The problem is that this is born from a spreadsheet rather than a vision. In the PaidContent report, Yahoo svp Scott Moore “explained that for the longest time, Yahoo had been developing sites focused on topics (for instance Food, Sports and others). Now, with Shine, it has started developing site based on audiences/demographics, and in this case a big one, and lucrative to advertisers.” I’ve seen and heard that tap dance before. Beware any product that starts with a demographic that’s going to excite advertisers because it has lots of brands. That’s portalthink at its saddest.

Pop open that capsule now

I was amused to run across friend Jonathan Harris’ project for Yahoo: a time capsule to open on the company’s 25 anniversary in 2020 — only 4666 days left, or gobbling up into Microsoft, whichever comes first.

Fightin’ words from Google

At Google’s blog today, David Drummond, the company’s chief legal officer and senior VP for development, comes out with phasers set to kill against the Microsoft bid for Yahoo. A week ago in Europe, I ended up at a small dinner and a few other events with Drummond. He’s a serious guy with a stoney glare. I’ll bet he could stare down Steve Ballmer in a contest.

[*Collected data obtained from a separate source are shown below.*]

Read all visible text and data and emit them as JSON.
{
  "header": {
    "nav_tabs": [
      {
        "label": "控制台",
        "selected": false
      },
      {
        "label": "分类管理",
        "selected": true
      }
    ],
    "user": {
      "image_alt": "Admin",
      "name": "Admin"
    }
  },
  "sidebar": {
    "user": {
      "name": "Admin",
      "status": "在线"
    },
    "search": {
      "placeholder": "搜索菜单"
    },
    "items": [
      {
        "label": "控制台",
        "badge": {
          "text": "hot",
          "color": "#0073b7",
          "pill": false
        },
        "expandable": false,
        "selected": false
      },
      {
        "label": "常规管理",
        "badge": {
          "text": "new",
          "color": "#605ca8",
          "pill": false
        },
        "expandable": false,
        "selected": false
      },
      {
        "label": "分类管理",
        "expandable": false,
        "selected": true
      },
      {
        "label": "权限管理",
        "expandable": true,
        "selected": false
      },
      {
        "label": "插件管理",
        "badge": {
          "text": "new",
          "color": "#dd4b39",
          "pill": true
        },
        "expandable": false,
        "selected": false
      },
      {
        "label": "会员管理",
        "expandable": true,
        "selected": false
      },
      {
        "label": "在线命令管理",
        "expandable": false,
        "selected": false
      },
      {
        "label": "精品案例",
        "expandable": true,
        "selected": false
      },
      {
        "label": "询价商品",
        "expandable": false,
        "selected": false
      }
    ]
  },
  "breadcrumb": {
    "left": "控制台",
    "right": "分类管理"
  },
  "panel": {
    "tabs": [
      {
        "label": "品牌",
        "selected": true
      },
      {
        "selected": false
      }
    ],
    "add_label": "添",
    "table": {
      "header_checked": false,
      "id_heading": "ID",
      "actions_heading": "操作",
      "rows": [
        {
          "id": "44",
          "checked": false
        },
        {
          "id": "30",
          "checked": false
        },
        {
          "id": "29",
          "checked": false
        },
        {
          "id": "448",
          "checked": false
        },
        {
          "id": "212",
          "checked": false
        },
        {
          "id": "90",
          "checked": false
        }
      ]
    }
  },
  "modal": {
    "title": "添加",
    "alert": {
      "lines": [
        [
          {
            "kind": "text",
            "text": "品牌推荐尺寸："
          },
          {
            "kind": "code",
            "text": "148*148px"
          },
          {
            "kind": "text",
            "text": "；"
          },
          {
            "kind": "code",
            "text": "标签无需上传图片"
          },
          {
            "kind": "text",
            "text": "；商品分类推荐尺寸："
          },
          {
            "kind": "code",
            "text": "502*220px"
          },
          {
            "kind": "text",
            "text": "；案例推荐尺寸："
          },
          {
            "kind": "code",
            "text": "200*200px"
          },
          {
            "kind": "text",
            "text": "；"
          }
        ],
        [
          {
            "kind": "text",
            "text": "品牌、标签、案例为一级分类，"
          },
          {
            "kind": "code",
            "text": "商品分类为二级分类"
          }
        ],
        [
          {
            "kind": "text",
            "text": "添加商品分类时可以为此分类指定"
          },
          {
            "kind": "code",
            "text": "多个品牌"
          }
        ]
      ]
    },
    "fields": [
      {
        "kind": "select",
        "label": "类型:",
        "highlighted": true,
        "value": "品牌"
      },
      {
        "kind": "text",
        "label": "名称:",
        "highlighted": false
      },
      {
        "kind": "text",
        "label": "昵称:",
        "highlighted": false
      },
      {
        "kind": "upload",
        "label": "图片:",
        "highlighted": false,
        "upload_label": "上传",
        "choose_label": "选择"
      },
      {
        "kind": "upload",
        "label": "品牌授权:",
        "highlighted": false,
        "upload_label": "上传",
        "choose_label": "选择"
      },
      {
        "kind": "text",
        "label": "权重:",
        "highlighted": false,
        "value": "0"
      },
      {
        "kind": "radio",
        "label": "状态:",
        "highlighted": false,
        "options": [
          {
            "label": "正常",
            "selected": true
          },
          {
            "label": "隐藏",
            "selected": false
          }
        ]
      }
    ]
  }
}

Implicit in Drummond’s and Google’s argument is that Microsoft is a closed company in the open internet. He contends that Google is the better agent of that openness. It sounds rather like a presidential debate: Who is the agent of change? Says Drummond:

So Microsoft’s hostile bid for Yahoo! raises troubling questions. This is about more than simply a financial transaction, one company taking over another. It’s about preserving the underlying principles of the Internet: openness and innovation.

Could Microsoft now attempt to exert the same sort of inappropriate and illegal influence over the Internet that it did with the PC? While the Internet rewards competitive innovation, Microsoft has frequently sought to establish proprietary monopolies — and then leverage its dominance into new, adjacent markets.

Could the acquisition of Yahoo! allow Microsoft — despite its legacy of serious legal and regulatory offenses — to extend unfair practices from browsers and operating systems to the Internet?

One should never underestimate the power of Microsoft. Nonetheless, I think the internet’s openness is precisely what has kept Microsoft from monopolizing it, as some feared. I’d say that the precedent of AOL taking over and then slowly killing Netscape is relevant here: I’ll bet that Microsoft is just as likely to destroy as to exploit what it gets from Yahoo. That is often the history of these takeovers, when a company tries to buy the strategy it doesn’t have: AOL and Netscape, Time Warner and AOL, Yahoo and Broadcast.com, and on and on.

And if I were Google, I’d be a bit careful trying to call someone else too big, since some are trying to paint Google as the new overblown boogeyman. In Europe, newspapers are trying to stop Google’s acquisition of Doubleclick for similar reasons (though Reuters says EU approval is likely). Personally, I don’t think regulation is needed in either deal. But Google does:

In addition, Microsoft plus Yahoo! equals an overwhelming share of instant messaging and web email accounts. And between them, the two companies operate the two most heavily trafficked portals on the Internet. Could a combination of the two take advantage of a PC software monopoly to unfairly limit the ability of consumers to freely access competitors’ email, IM, and web-based services? Policymakers around the world need to ask these questions — and consumers deserve satisfying answers.

This hostile bid was announced on Friday, so there is plenty of time for these questions to be thoroughly addressed. We take Internet openness, choice and innovation seriously. They are the core of our culture. We believe that the interests of Internet users come first — and should come first — as the merits of this proposed acquisition are examined and alternatives explored.

It’s hard to believe that Google is actually scared of Microhoo but is merely using PR and regulation to try to throw some marbles on the ground in front of them. Google does indeed understand the open internet better than either of these young dinos and that is its greatest competitive advantage. In this case, size doesn’t matter. Openness and smarts do.